Configs used for scylla cluster
Details of writer process Basically it is a kafka consumer . The flow of the consumer is
1- reads 500 messages from kafka
2- 500 workers(goroutine) start writing it into scylla(cassandra) in batches(single batch contain data related to single partition) each batch contains avg 3k records(max => 20k).(replication factor of keyspace is 1)
3- updates the state of batch in counter table scylla.
4- commit this 500 messages to kafka
5 - back to step 1
soo, basically in the test I am using 3 consumers . scylla is not able to cope up with the inject rate of kafka while cassandra matches the inject rate.
Shared the grafana dashborad of load test , please let me know if anything else is required.
[![inject vs drain rate ][1]][1]
[![scylla memory dashboard][2]][2]
[![scyllaIOqueue][3]][3]
[![ScyllaIo][4]][4]
[![scyllaDiskDetails][5]][5]
[![latencies][6]][6]
[![load][7]][7]
smp 16
cpuset 0-15
memory 80G
iops
cat /etc/scylla.d/io_properties.yaml
[root@ip /]# cat /etc/scylla.d/io_properties.yaml
disks:
- mountpoint: /var/lib/scylla
read_iops: 265
read_bandwidth: 99796024
write_iops: 1177
write_bandwidth: 130168192
Is there any other config which I missed by which I can achieve constant write latency.
[1]: https://i.sstatic.net/o0yQc.png
[2]: https://i.sstatic.net/i0RhS.png
[3]: https://i.sstatic.net/sA4WY.png
[4]: https://i.sstatic.net/5QAob.png
[5]: https://i.sstatic.net/6U5UM.png
[6]: https://i.sstatic.net/DG2my.png
[7]: https://i.sstatic.net/TOtuQ.png
saw this logs in scylla container
WARN 2020-02-05 11:07:54,409 [shard 12] seastar_memory - oversized allocation: 1081344 bytes. This is non-fatal, but could lead to latency and/or fragmentation issues. Please report: at 0x2cf31dd
0x2a1d0c4
0x2a21e8b
0x103d7d2
0x103e298
0x10070c0
0x100cd14
0x10289b8
0x1028057
0x1028f59
0x2a003ac
0x2a50491
0x2a5069f
0x2aba615
0x2acedac
0x2a330ed
/opt/scylladb/libreloc/libpthread.so.0+0x85a1
/opt/scylladb/libreloc/libc.so.6+0xfb302
Upvotes: 2
Views: 1509
Reputation: 13771
You reported that "write response latency increases over the time", but didn't explain how you measured this, or how much it increases. Does latency increase from 1ms to 2ms, or from 1ms to 500ms? Does the mean latency increase, or the tail latency (e.g., 99th percentile) increase?

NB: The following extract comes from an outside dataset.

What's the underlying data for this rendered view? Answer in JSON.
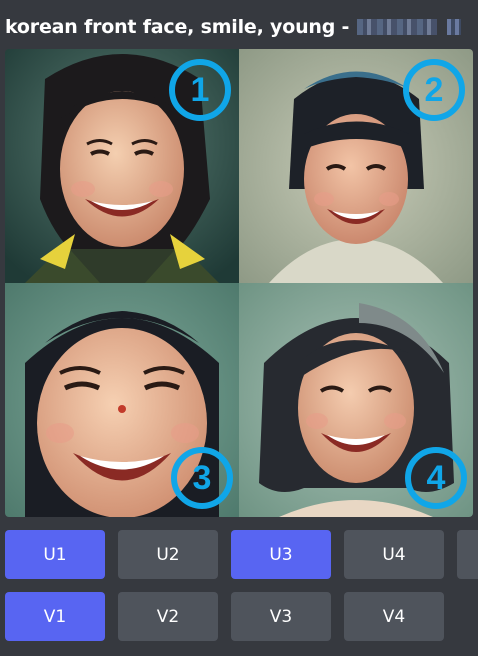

Some of the ideas raised by other responses will mostly explain increase in tail latency. But in batch workloads like you are describing, you usually do not care about tail latency, and care just about getting a reasonable (not even low) mean latency (in batch workloads the more important measure is the throughput). But, if you are seeing the mean latency continuously growing and becoming unreasonable, what is usually happening is that your client's concurrency is increasing or in other words, it is starting too many new writes without waiting for previous requests to have finished (see Little's Law). You didn't say how you were doing your "batch writes". Are you using a client with a fixed number of threads, or can your write concurrency grow uncontrollably?
When your client correctly has fixed concurrency, Scylla still has to be careful not to make the client believe previous work has completed while in fact there is still a lot of background work - I explained this issue and how Scylla solves it in a blog bost a year ago.
Of course it's always possible that Scylla has a bug in this area, so if you suspect it please report your problem - with more details - on the Scylla mailing list or bug tracker.
Upvotes: 2
Reputation: 870
There is too few data, the best is to discuss on the mailing list or slack. The best is to use the Grafana monitor and to observe if you hit a limit. Compaction run in parallel but the scylla scheduler gives it a lower priority.
Could it be that you run something else on the machine besides Scylla?
Upvotes: 0